In one of the major Christian treatments of the doctrine of the Trinity, Jesuit scholar Edmund J. Fortman, having examined the various parts of the New Testament individually, notes that "there is no trinitarian doctrine in the Synoptics or Acts." He also observes that in the New Testament "nowhere do we find any trinitarian doctrine of three distinct subjects of divine life and activity in the same Godhead," and that "in John there is no trinitarian formula." Concerning the letters of Paul, Fortman states:
These passages give no doctrine of the Trinity, but they show that Paul linked together Father, Son, and Holy Spirit. They give no trinitarian formula... but they offer material for the later development of trinitarian doctrine· [Paul] has no formal trinitarian doctrine and no clear-cut realization of a trinitarian problem, but he furnishes much material for the later development of a trinitarian doctrine.

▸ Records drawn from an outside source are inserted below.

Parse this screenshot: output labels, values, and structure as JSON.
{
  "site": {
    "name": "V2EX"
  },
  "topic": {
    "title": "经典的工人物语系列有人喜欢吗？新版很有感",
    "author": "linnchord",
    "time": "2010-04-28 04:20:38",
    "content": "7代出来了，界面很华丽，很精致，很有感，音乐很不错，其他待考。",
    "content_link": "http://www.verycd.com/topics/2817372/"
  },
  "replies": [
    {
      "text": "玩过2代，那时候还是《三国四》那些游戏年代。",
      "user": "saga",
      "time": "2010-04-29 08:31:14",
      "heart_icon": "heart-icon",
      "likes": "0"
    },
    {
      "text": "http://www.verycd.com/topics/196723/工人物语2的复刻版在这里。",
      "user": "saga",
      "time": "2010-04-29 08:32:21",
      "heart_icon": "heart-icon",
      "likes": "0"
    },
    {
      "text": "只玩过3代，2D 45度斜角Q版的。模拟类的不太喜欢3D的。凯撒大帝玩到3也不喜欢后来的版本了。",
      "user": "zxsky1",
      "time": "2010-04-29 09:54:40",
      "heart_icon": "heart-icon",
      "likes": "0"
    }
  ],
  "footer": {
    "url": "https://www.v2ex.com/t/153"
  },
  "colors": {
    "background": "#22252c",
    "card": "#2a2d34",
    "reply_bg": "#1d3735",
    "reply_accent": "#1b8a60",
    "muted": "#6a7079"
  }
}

After examining all parts of the New Testament, Fortman concludes that the classical doctrine of the Trinity is not biblical:
There is no formal doctrine of the Trinity in the New Testament writers, if this means an explicit teaching that in one God there are three co-equal divine persons. But the three are there, Father, Son, and Holy Spirit, and a triadic ground plan is there, and triadic formulas are there .... The Biblical witness to God, as we have seen, did not contain any formal or formulated doctrine of the Trinity, any explicit teaching that in one God there are three co-equal divine persons.
Stephen E. Robinson, Are Mormons Christians?, p.74
Edmund J. Fortman, The Triune God: A Historical Study of the Doctrine of the Trinity (Philadelphia: Westminster Press, 1972), pp. 14, 16, 29.
The word “trinity” is not in the Bible.
The concept is from ancient occult paganism.
The trinity is today’s version of baal worship.